Myocardial perfusion imaging with nuclear tracers is well established in the diagnosis and prognostic assessment of patients with known or suspected coronary artery disease (CAD) (1). More extensive perfusion abnormalities are associated with more severe CAD and a greater risk for important cardiac events. The summed stress score (SSS) is a commonly used semiquantitative technique that combines the extent and severity of perfusion abnormalities into a single measure and has been shown to provide risk stratification in patients undergoing SPECT myocardial perfusion imaging (2). Most studies examining SSS as a prognostic tool have relied on a visual grading system. More recently, computer software has emerged for computing the SSS with minimal operator intervention, and we have previously reported close agreement between the visual and quantitative assessments of perfusion (3). One widely used software package (QPS AutoQUANT; ADAC Laboratories) has been reported to provide valid prognostic stratification (4–6). These reports come from the center that developed the commercial package and used rest 201Tl/exercise 99mTc-sestamibi dual-isotope myocardial perfusion SPECT. It is important to verify that the automated SSS will perform as well in other centers and patient populations using 99mTc-sestamibi, single-isotope SPECT. Our objective was to assess the ability of the automated SSS to predict important clinical cardiac events and to determine whether that information was additive to the visual assessment.
MATERIALS AND METHODS
Study Population
The population for this retrospective analysis was selected from 1,027 consecutive patients who had nuclear perfusion stress testing performed at St.

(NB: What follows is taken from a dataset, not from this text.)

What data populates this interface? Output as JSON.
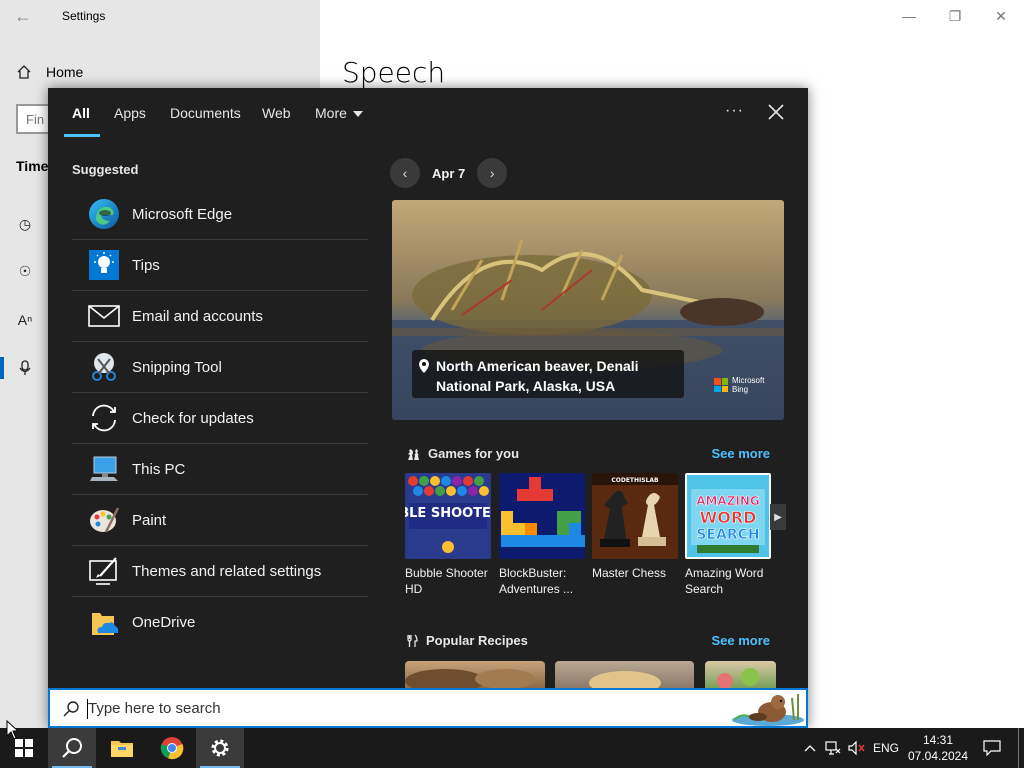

Boniface General Hospital between January 1, 1994, and April 20, 1999, on a single imaging system (Elscint 409). The vast majority of these scans (>90%) were performed before 1997, since, after this date, the camera was used only as a back-up system. Patients were excluded if the scan was limited to planar images (n = 3), if images could not be reprocessed due to corrupted archive media or poor-quality image data (n = 104), or if all imaging was not complete on the designated camera (n = 33). Additional patients were excluded if the stress test was not a standard protocol (nitroglycerine sestamibi viability scanning or dobutamine stress, n = 4), the patient was not a Manitoba resident (n = 35), or personal identifier information was insufficient to allow for unambiguous linkage to the Manitoba Population Health Research Data Repository (n = 105). For patients who underwent >1 scan during the study period, we used only the first scan (n = 25). This left 718 patients for subsequent analysis. Approval for this study was granted by the Health Research Ethics Board of the University of Manitoba, by the Health Information Privacy Committee of Manitoba Health, and by the Research Review Committee at St. Boniface General Hospital.

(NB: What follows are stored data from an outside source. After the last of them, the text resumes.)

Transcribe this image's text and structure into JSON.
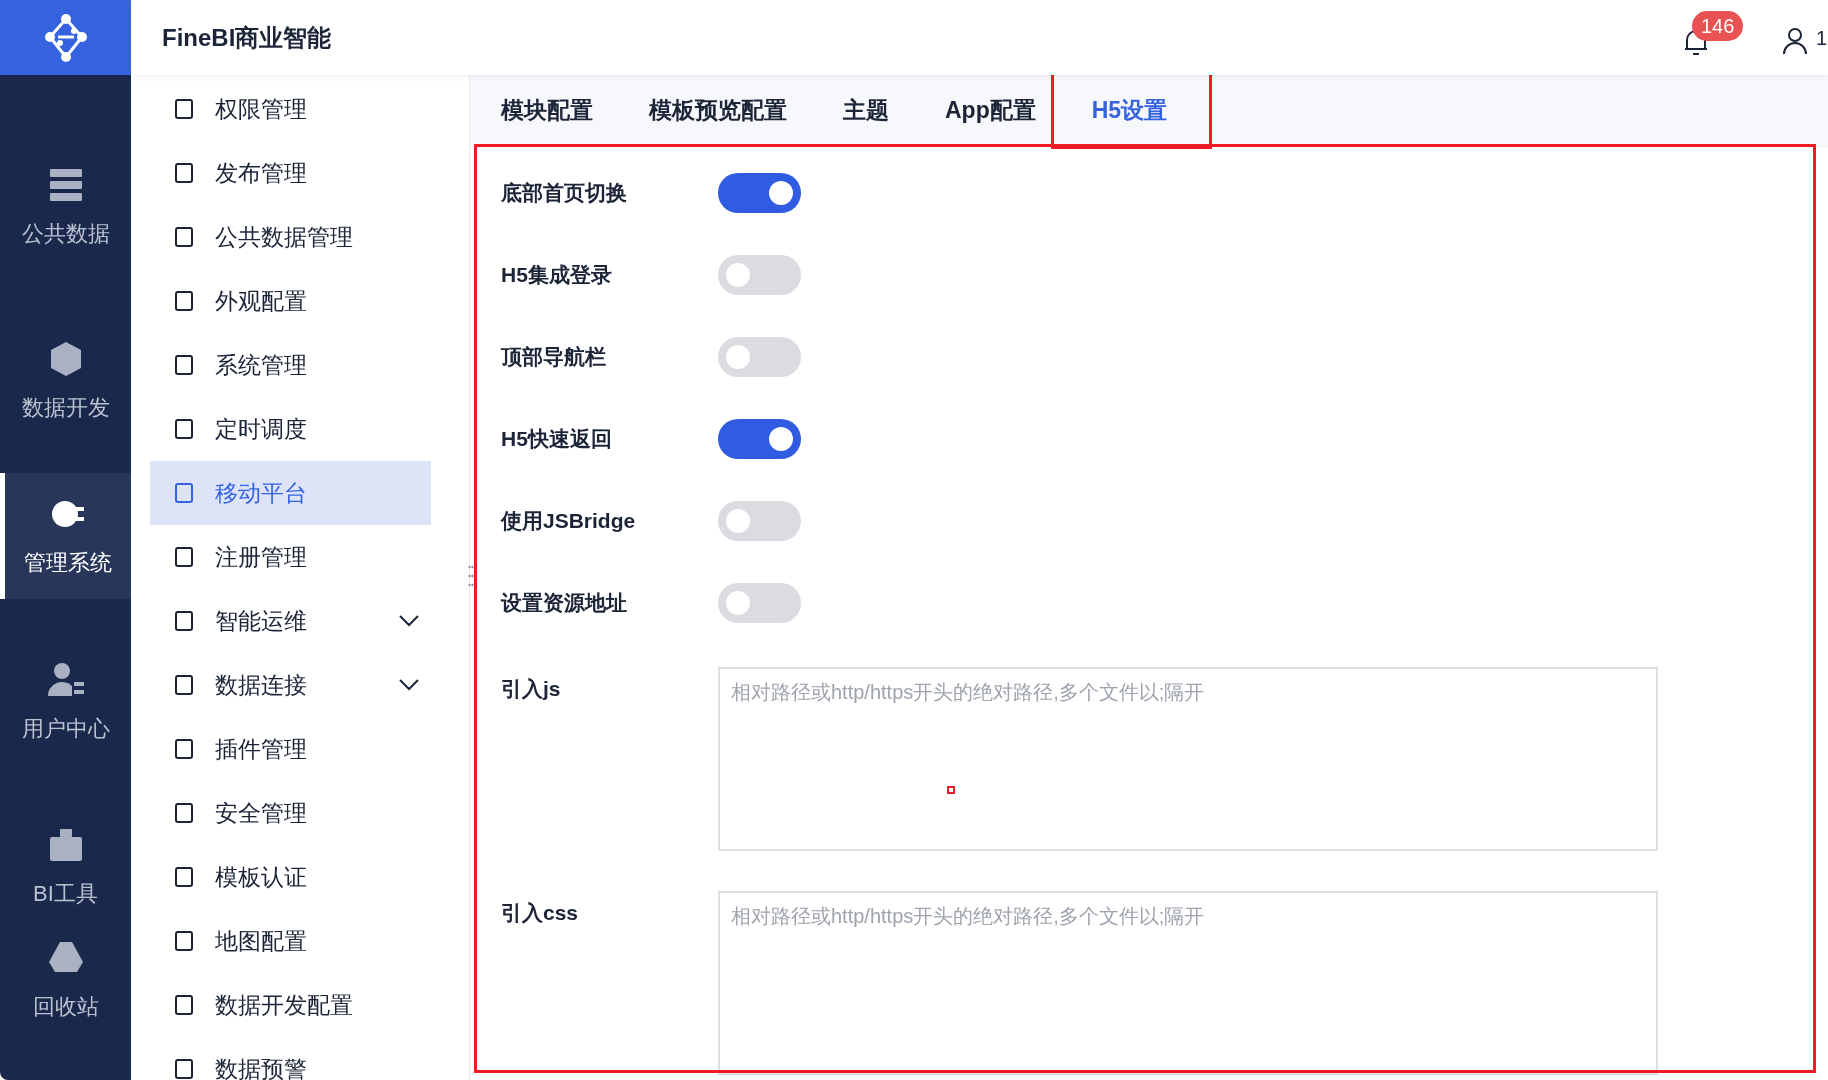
{
  "header": {
    "title": "FineBI商业智能",
    "notification_count": "146",
    "user_text": "1"
  },
  "nav": {
    "items": [
      {
        "label": "公共数据",
        "selected": false
      },
      {
        "label": "数据开发",
        "selected": false
      },
      {
        "label": "管理系统",
        "selected": true
      },
      {
        "label": "用户中心",
        "selected": false
      },
      {
        "label": "BI工具",
        "selected": false
      },
      {
        "label": "回收站",
        "selected": false
      }
    ]
  },
  "sidebar": {
    "items": [
      {
        "label": "权限管理",
        "selected": false,
        "kind": "link"
      },
      {
        "label": "发布管理",
        "selected": false,
        "kind": "link"
      },
      {
        "label": "公共数据管理",
        "selected": false,
        "kind": "link"
      },
      {
        "label": "外观配置",
        "selected": false,
        "kind": "link"
      },
      {
        "label": "系统管理",
        "selected": false,
        "kind": "link"
      },
      {
        "label": "定时调度",
        "selected": false,
        "kind": "link"
      },
      {
        "label": "移动平台",
        "selected": true,
        "kind": "link"
      },
      {
        "label": "注册管理",
        "selected": false,
        "kind": "link"
      },
      {
        "label": "智能运维",
        "selected": false,
        "kind": "group"
      },
      {
        "label": "数据连接",
        "selected": false,
        "kind": "group"
      },
      {
        "label": "插件管理",
        "selected": false,
        "kind": "link"
      },
      {
        "label": "安全管理",
        "selected": false,
        "kind": "link"
      },
      {
        "label": "模板认证",
        "selected": false,
        "kind": "link"
      },
      {
        "label": "地图配置",
        "selected": false,
        "kind": "link"
      },
      {
        "label": "数据开发配置",
        "selected": false,
        "kind": "link"
      },
      {
        "label": "数据预警",
        "selected": false,
        "kind": "link"
      }
    ]
  },
  "tabs": [
    {
      "label": "模块配置",
      "selected": false
    },
    {
      "label": "模板预览配置",
      "selected": false
    },
    {
      "label": "主题",
      "selected": false
    },
    {
      "label": "App配置",
      "selected": false
    },
    {
      "label": "H5设置",
      "selected": true
    }
  ],
  "settings": [
    {
      "label": "底部首页切换",
      "on": true
    },
    {
      "label": "H5集成登录",
      "on": false
    },
    {
      "label": "顶部导航栏",
      "on": false
    },
    {
      "label": "H5快速返回",
      "on": true
    },
    {
      "label": "使用JSBridge",
      "on": false
    },
    {
      "label": "设置资源地址",
      "on": false
    }
  ],
  "fields": [
    {
      "label": "引入js",
      "placeholder": "相对路径或http/https开头的绝对路径,多个文件以;隔开"
    },
    {
      "label": "引入css",
      "placeholder": "相对路径或http/https开头的绝对路径,多个文件以;隔开"
    }
  ]
}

Stress Protocols and Imaging
The stress procedures used in our laboratory have been previously published (3,7). Most of the tests were performed using a 2-d protocol (n = 679), with a small number of patients performing same-day stress testing (n = 39). Whenever possible, β-blockers and calcium-channel antagonists were discontinued 24–48 h before testing and nitrate compounds were also stopped at least 6 h before testing. Treadmill exercise was symptom limited, with exercise intensity adjusted to match the patient’s exercise capacity. At peak exercise the patient was injected with 99mTc-sestamibi followed by 1–3 min of exercise after injection. If the patient was deemed unsuitable for exercise stress, dipyridamole (0.56 mg/kg) was administered via continuous intravenous infusion over 4 min with 99mTc-sestamibi injection after a further 4½-min delay. If possible, supplementary treadmill exercise was performed after dipyridamole infusion. Supine, nongated SPECT images were acquired approximately 30–60 min after stress and 45–75 min after a resting injection.
Image Interpretation
The original scan images were processed and reconstructed using conventional vendor software and reviewed on both the computer workstation and on single-emulsion film. The initial clinical interpretation was provided by a pair of nuclear medicine specialists with extensive training and experience in cardiac nuclear medicine who jointly reviewed and reported each scan. At the time of the initial reading, the results were categorized as normal, equivocal, abnormal with fixed defects, abnormal with fully reversible defects, or abnormal with partially reversible defects. For the subsequent analysis, the “equivocal” category was combined with the “normal” category. No image quantification was available at the time of the initial interpretation.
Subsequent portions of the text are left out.